Pelosi made a similar push after paying a visit to a San Diego site where children who’ve been taken from their parents are currently being held. “We have zero tolerance for your neglect and for your policy of selecting — of separating children from their parents,” Pelosi said.
...
Nielsen did little to quell critics at two contentious press appearances on Monday, during which she said the administration would “not apologize” for separating families and “doing our job.”
As Vox’s Jen Kirby reports, Nielsen has shifted the blame for family separations to Congress, a claim touted by Trump that’s patently untrue.

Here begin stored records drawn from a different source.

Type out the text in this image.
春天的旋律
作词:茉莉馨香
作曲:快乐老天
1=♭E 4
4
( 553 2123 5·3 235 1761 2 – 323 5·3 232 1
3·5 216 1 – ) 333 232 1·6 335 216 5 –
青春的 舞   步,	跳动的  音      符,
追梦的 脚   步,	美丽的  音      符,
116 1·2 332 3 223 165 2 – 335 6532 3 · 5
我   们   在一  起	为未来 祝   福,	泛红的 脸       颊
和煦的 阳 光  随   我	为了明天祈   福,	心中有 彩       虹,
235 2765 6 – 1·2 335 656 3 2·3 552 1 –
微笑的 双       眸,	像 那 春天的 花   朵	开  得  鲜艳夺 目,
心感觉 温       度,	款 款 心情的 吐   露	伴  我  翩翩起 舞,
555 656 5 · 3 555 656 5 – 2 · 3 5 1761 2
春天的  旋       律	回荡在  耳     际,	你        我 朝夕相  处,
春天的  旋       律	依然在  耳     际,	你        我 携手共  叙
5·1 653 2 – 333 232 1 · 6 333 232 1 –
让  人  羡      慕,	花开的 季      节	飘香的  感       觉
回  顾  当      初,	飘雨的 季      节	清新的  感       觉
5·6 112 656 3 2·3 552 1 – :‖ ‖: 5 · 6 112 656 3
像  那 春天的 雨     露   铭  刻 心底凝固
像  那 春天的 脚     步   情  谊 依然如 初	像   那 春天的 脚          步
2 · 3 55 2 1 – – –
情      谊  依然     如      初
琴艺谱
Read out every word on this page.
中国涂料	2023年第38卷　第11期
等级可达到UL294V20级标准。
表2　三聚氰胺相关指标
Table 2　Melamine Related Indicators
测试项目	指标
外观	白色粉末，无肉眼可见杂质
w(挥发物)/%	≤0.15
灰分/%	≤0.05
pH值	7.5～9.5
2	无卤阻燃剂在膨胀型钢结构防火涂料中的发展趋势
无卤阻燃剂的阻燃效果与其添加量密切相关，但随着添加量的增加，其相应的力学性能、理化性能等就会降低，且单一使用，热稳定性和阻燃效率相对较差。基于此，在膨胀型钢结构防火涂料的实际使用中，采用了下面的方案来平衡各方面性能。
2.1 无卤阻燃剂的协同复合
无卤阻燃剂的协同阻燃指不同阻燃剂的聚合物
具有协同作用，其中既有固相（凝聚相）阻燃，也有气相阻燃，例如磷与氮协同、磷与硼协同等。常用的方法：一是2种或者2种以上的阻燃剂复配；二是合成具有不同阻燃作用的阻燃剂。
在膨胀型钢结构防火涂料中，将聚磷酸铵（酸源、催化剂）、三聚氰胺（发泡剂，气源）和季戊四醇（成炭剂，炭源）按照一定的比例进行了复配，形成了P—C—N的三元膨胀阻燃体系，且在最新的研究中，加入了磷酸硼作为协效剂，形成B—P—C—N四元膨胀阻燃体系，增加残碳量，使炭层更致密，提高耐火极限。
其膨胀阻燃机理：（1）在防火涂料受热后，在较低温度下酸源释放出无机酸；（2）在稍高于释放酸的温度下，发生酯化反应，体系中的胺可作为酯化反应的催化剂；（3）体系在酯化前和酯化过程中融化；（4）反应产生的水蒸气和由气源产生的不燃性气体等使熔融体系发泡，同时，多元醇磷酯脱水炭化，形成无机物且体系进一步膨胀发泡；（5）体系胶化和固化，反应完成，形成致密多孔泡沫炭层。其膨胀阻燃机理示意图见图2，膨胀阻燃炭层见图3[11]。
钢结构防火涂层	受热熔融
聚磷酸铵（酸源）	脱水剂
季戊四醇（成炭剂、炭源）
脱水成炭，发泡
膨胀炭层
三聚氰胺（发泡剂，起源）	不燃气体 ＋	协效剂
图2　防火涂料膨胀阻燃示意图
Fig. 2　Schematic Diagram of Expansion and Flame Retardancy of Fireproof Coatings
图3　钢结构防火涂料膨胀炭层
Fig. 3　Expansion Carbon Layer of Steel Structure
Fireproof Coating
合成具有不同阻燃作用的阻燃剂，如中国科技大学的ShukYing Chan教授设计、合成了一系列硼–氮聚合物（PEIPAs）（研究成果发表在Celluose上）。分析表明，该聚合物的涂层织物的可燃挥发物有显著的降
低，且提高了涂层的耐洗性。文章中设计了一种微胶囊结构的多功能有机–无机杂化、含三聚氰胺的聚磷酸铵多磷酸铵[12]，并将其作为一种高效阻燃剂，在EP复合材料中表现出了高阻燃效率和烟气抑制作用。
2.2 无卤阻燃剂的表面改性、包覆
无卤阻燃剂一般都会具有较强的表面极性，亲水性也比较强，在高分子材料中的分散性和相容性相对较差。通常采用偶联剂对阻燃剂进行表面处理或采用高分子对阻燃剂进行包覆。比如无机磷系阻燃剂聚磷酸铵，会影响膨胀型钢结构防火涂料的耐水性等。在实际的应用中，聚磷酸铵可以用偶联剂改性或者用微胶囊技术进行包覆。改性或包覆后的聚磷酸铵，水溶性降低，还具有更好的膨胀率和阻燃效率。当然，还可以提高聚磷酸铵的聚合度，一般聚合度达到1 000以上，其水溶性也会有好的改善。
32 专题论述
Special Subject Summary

“Congress and the courts created this problem, and Congress alone can fix it,” Nielsen said at a White House press conference. “Until then, we will enforce every law we have on the books to defend the sovereignty and security of the United States. Those who criticize the enforcement of our laws have offered only one countermeasure: open borders.”
Joe Hagin, the Deputy Chief of Staff and one of the few professionals of the administration, who has worked for every Republican administration since the Reagan era and who planned the North Korea Summit in Singapore, announced his resignation this week
. His last day will be July 6th, no one is scheduled to replace him. More than 60% of senior staff in the Trump administration have left since inauguration day.
More Conservative "news" stupidity: The Drudge Report, an online conservative news site, published a photo of a bunch of kids with guns and claimed they were among those taken near the border. The only problem is the photo is from Syria in 2012, the guns are toys, and the kids were playing in the street after the FSA claimed their town
. Whoops.
...
The Drudge Report largely aggregates news stories from around the globe with a conservative spin, typically tagging them with a headline and photo.
In this case, the Drudge link goes to a Washington Examiner story noting that “[t]he Trump administration could be holding 30,000 illegal immigrant children by the end of August as a result of its push to enforce federal immigration laws, which has led to the separation of children from their parents and guardians as those adults are prosecuted.” Syria is never mentioned in the story.
Nonetheless, the Drudge Report used a 2012 photo taken by Christiaan Triebert. The photo’s caption: “Four young Syrian boys with toy guns are posing in front of my camera during my visit to Azaz, Syria. Most people I met were giving the peace sign. This little city was taken by the Free Syrian Army in the summer of 2012 during the Battle of Azaz.”
Triebert told me that Drudge’s use of the photo is “an obscene misrepresentation of what the photo actually depicts.” He also took issue with Drudge not attributing him for the image, and for Drudge’s possible commercial use of the photo — both of which violate the licensing terms under which it was uploaded under.
The Drudge Report did not immediately respond to a request for comment.
This is, first, a case of “wrong brown people.”
It also carries some pretty wrong implications about the people coming over the border. It is not the case, despite President Donald Trump’s remarks, that immigrants are much more likely to bring crime and violence to the US. In fact, the opposite is true.
edited 19th Jun '18 4:02:14 PM by TheWanderer
| Wandering, but not lost. | If people bring so much courage to this world...◊ |People in WW 2 made hard decisions.
These guys are just racist assholes.
Author of The Rules of Supervillainy, Cthulhu Armageddon, and United States of Monsters.

Even Trump can't technically control the military, as in he can't order them to whatever he wants whenever he wants. Chain of command and common sense get in the way of that.